How can schools do a better job of addressing the different levels of giftedness? What can be done for highly and profoundly gifted children who know most of what will be covered for the next 2 or 4 or 8 or 10 years? Is it possible to address their needs within our existing schools? These students need extreme accommodations so that they can actually learn something new every year. A combination of radical/subject acceleration, compacting, dual enrollment, distance learning, and individualized instruction may be necessary. Why are educators so reluctant to try these?

How do we parents convince educators that the schools aren’t doing enough to meet the needs of our highly and profoundly gifted children without sounding like pushy parents? How can we convince you that our children really need to be working many grade levels ahead, despite that fact that they have a "few gaps"? What is the best way to fill in those gaps?

Why is it necessary for my child to score 90% in all subject areas to skip a grade, but the same rule doesn’t apply to children actually completing that grade? Why is social promotion now seen as inappropriate but social retention is not?

What is the source of the prejudice against the highly and profoundly gifted? Why is their social development more important than learning?

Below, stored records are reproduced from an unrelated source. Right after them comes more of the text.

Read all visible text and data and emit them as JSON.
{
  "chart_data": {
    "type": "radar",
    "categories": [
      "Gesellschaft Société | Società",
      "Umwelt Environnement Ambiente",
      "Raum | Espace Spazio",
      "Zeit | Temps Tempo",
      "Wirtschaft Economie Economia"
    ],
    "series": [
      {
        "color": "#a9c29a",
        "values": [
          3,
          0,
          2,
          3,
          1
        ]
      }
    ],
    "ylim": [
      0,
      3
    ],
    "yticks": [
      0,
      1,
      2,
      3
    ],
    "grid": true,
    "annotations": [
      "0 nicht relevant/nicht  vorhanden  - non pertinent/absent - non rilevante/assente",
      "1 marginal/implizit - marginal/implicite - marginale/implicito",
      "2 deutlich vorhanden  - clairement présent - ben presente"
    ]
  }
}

Why don’t you believe that to these children, learning is really more important, and that social development will follow if their craving for knowledge is addressed in a setting with their intellectual peers?

Why is there such a huge gap between educators’ perceptions and parents’ perceptions of the ability of gifted programs to meet the needs of these children? I am told so often that "we have a gifted program" as if that should meet the needs of all gifted children equally. If there is a need for a gifted program at all, isn’t there also a need for differentiation within that program? Advanced placement courses are not enough for children working 10 years above their chronological age.

Most importantly, I would like to know why we can’t all see these children for themselves, as different as that may be, and not just as their age. They are many different ages all wrapped up into one child. Yes, their needs are complex, but they deserve to be thrilled when they walk in the door of the school, excited by the idea that they will learn something new that day.